The major trauma centres in Yorkshire are Leeds General Infirmary, Hull Royal Infirmary, Northern General in Sheffield and Sheffield Children’s Hospital.
The advice from NHS England includes asking surgeons to review treatment of blast and ballistic injuries, and ensure that all staff are familiar with major incident plans.
The message is a response to the raising of the national security threat from severe to critical, rather than any specific intelligence, but reflects the sense of heightened risk across law enforcement and emergency services.
NHS England has asked the centres to make sure staff review their role in emergency planning.
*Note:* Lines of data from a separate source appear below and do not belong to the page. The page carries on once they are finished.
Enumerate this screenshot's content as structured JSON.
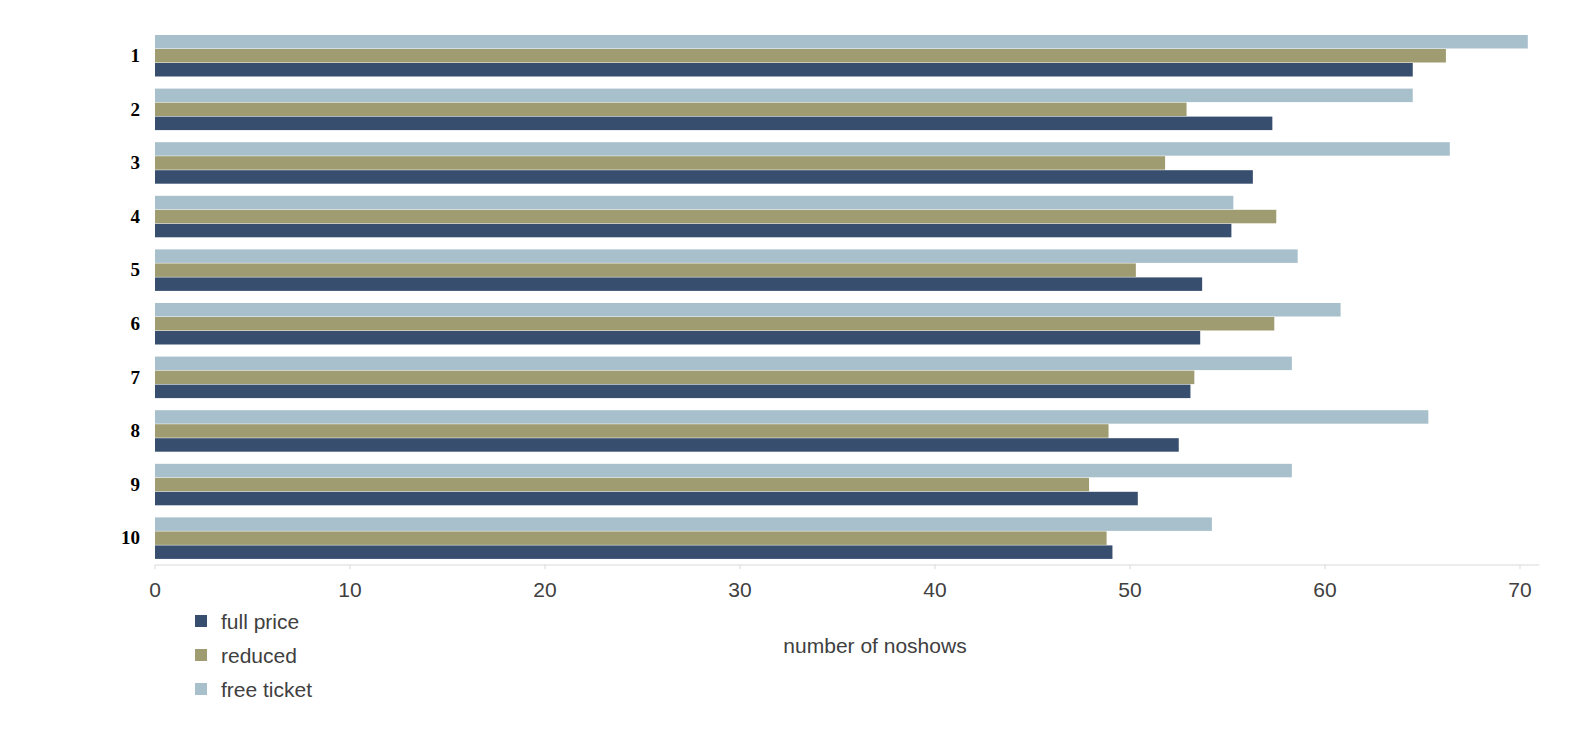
{
  "chart_data": {
    "type": "bar",
    "orientation": "horizontal",
    "x_label": "number of noshows",
    "categories": [
      "1",
      "2",
      "3",
      "4",
      "5",
      "6",
      "7",
      "8",
      "9",
      "10"
    ],
    "series": [
      {
        "name": "full price",
        "color": "#374e6e",
        "values": [
          64.5,
          57.3,
          56.3,
          55.2,
          53.7,
          53.6,
          53.1,
          52.5,
          50.4,
          49.1
        ]
      },
      {
        "name": "reduced",
        "color": "#a09c72",
        "values": [
          66.2,
          52.9,
          51.8,
          57.5,
          50.3,
          57.4,
          53.3,
          48.9,
          47.9,
          48.8
        ]
      },
      {
        "name": "free ticket",
        "color": "#a8c0cb",
        "values": [
          70.4,
          64.5,
          66.4,
          55.3,
          58.6,
          60.8,
          58.3,
          65.3,
          58.3,
          54.2
        ]
      }
    ],
    "xlim": [
      0,
      71
    ],
    "xticks": [
      0,
      10,
      20,
      30,
      40,
      50,
      60,
      70
    ],
    "grid": false,
    "legend": "bottom-left"
  }
}
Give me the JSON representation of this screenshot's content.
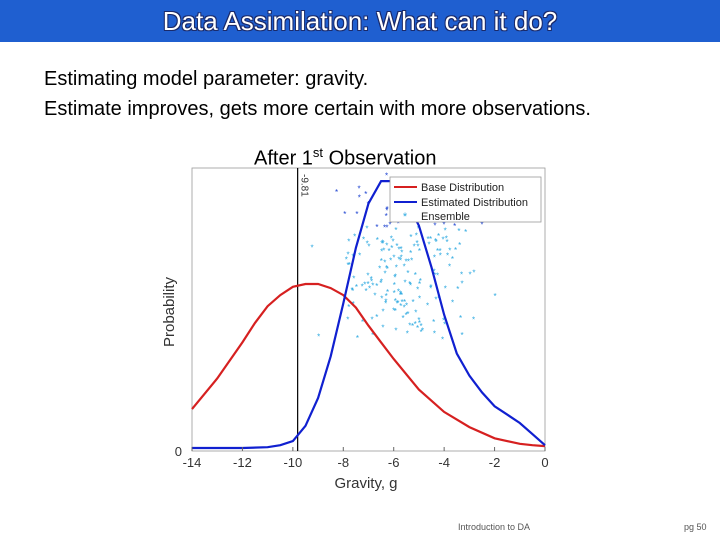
{
  "header": {
    "title": "Data Assimilation: What can it do?"
  },
  "bullets": [
    "Estimating model parameter: gravity.",
    "Estimate improves, gets more certain with more observations."
  ],
  "plot_title": {
    "main": "After 1",
    "sup": "st",
    "rest": " Observation"
  },
  "chart_data": {
    "type": "line",
    "xlabel": "Gravity, g",
    "ylabel": "Probability",
    "xlim": [
      -14,
      0
    ],
    "ylim": [
      0,
      1
    ],
    "xticks": [
      "-14",
      "-12",
      "-10",
      "-8",
      "-6",
      "-4",
      "-2",
      "0"
    ],
    "yticks": [
      "0"
    ],
    "vline": {
      "x": -9.81,
      "label": "-9.81"
    },
    "legend": [
      "Base Distribution",
      "Estimated Distribution",
      "Ensemble"
    ],
    "colors": {
      "base": "#d62020",
      "estimated": "#1020d0",
      "ensemble": "#2aa8e0",
      "ensemble_dark": "#1a40d0"
    },
    "series": [
      {
        "name": "Base Distribution",
        "x": [
          -14,
          -13,
          -12,
          -11.5,
          -11,
          -10.5,
          -10,
          -9.5,
          -9,
          -8.5,
          -8,
          -7.5,
          -7,
          -6.5,
          -6,
          -5,
          -4,
          -3,
          -2,
          -1,
          -0.5,
          0
        ],
        "y": [
          0.14,
          0.25,
          0.38,
          0.45,
          0.51,
          0.55,
          0.58,
          0.59,
          0.59,
          0.575,
          0.55,
          0.505,
          0.44,
          0.38,
          0.32,
          0.21,
          0.13,
          0.075,
          0.035,
          0.015,
          0.01,
          0.007
        ]
      },
      {
        "name": "Estimated Distribution",
        "x": [
          -14,
          -12,
          -11,
          -10.5,
          -10,
          -9.5,
          -9,
          -8.5,
          -8,
          -7.5,
          -7,
          -6.5,
          -6,
          -5.5,
          -5,
          -4.5,
          -4,
          -3.5,
          -3,
          -2.5,
          -2,
          -1.5,
          -1,
          -0.5,
          0
        ],
        "y": [
          0,
          0,
          0.003,
          0.01,
          0.025,
          0.08,
          0.18,
          0.33,
          0.52,
          0.72,
          0.88,
          0.96,
          0.96,
          0.89,
          0.8,
          0.65,
          0.48,
          0.34,
          0.26,
          0.2,
          0.15,
          0.12,
          0.09,
          0.05,
          0.01
        ]
      }
    ]
  },
  "footer": {
    "left": "Introduction to DA",
    "right": "pg 50"
  }
}
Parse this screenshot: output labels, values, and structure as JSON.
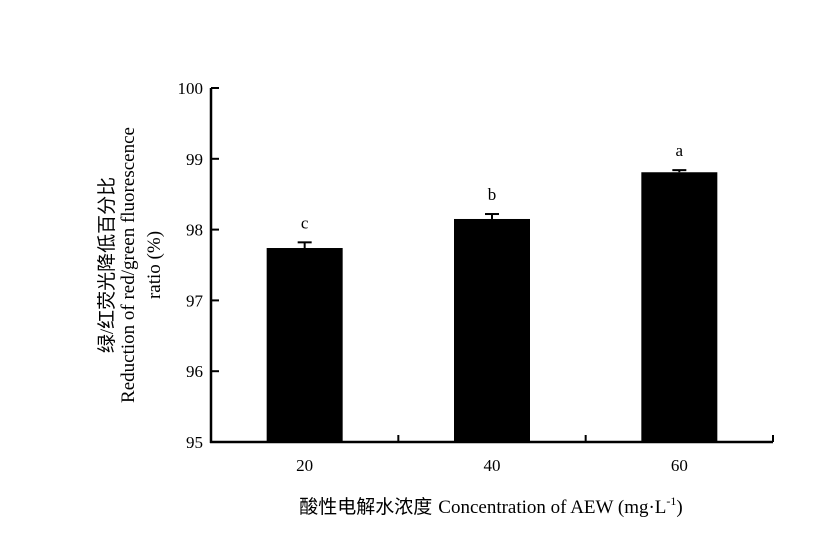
{
  "chart_data": {
    "type": "bar",
    "categories": [
      "20",
      "40",
      "60"
    ],
    "values": [
      97.74,
      98.15,
      98.81
    ],
    "error": [
      0.08,
      0.07,
      0.03
    ],
    "significance_letters": [
      "c",
      "b",
      "a"
    ],
    "ylim": [
      95,
      100
    ],
    "yticks": [
      "95",
      "96",
      "97",
      "98",
      "99",
      "100"
    ],
    "xlabel_cn": "酸性电解水浓度",
    "xlabel_en": "Concentration of AEW (mg·L",
    "xlabel_sup": "-1",
    "xlabel_close": ")",
    "ylabel_cn": "绿/红荧光降低百分比",
    "ylabel_line2": "Reduction of red/green fluorescence",
    "ylabel_line3": "ratio (%)",
    "grid": false,
    "bar_color": "#000000"
  }
}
Staff have been advised to carry ID at all times and ensure they are aware of entry points to hospitals in lock-down.
The message comes after what is considered the success of the emergency response to the Manchester attack on Monday.
As part of the major incident plan, practiced as recently as last month, eight hospitals treated the injured and five ambulance services were involved.
An NHS England spokesman said:
"Since the [Joint Terrorism Analysis Centre] has announced the threat level has changed from severe to critical, this triggers long-standing, tried and tested NHS protocols reflected in this letter, which reminds NHS organisations of the precautionary measures they need to take ensure care is in place should it be needed."
Earlier, NHS England confirmed that after Monday's attack, 116 people received inpatient hospital care, with 75 people admitted across eight hospitals, including 23 patients in critical care units.
There are 14 children still receiving treatment at Manchester Children's Hospital, five of them in critical care.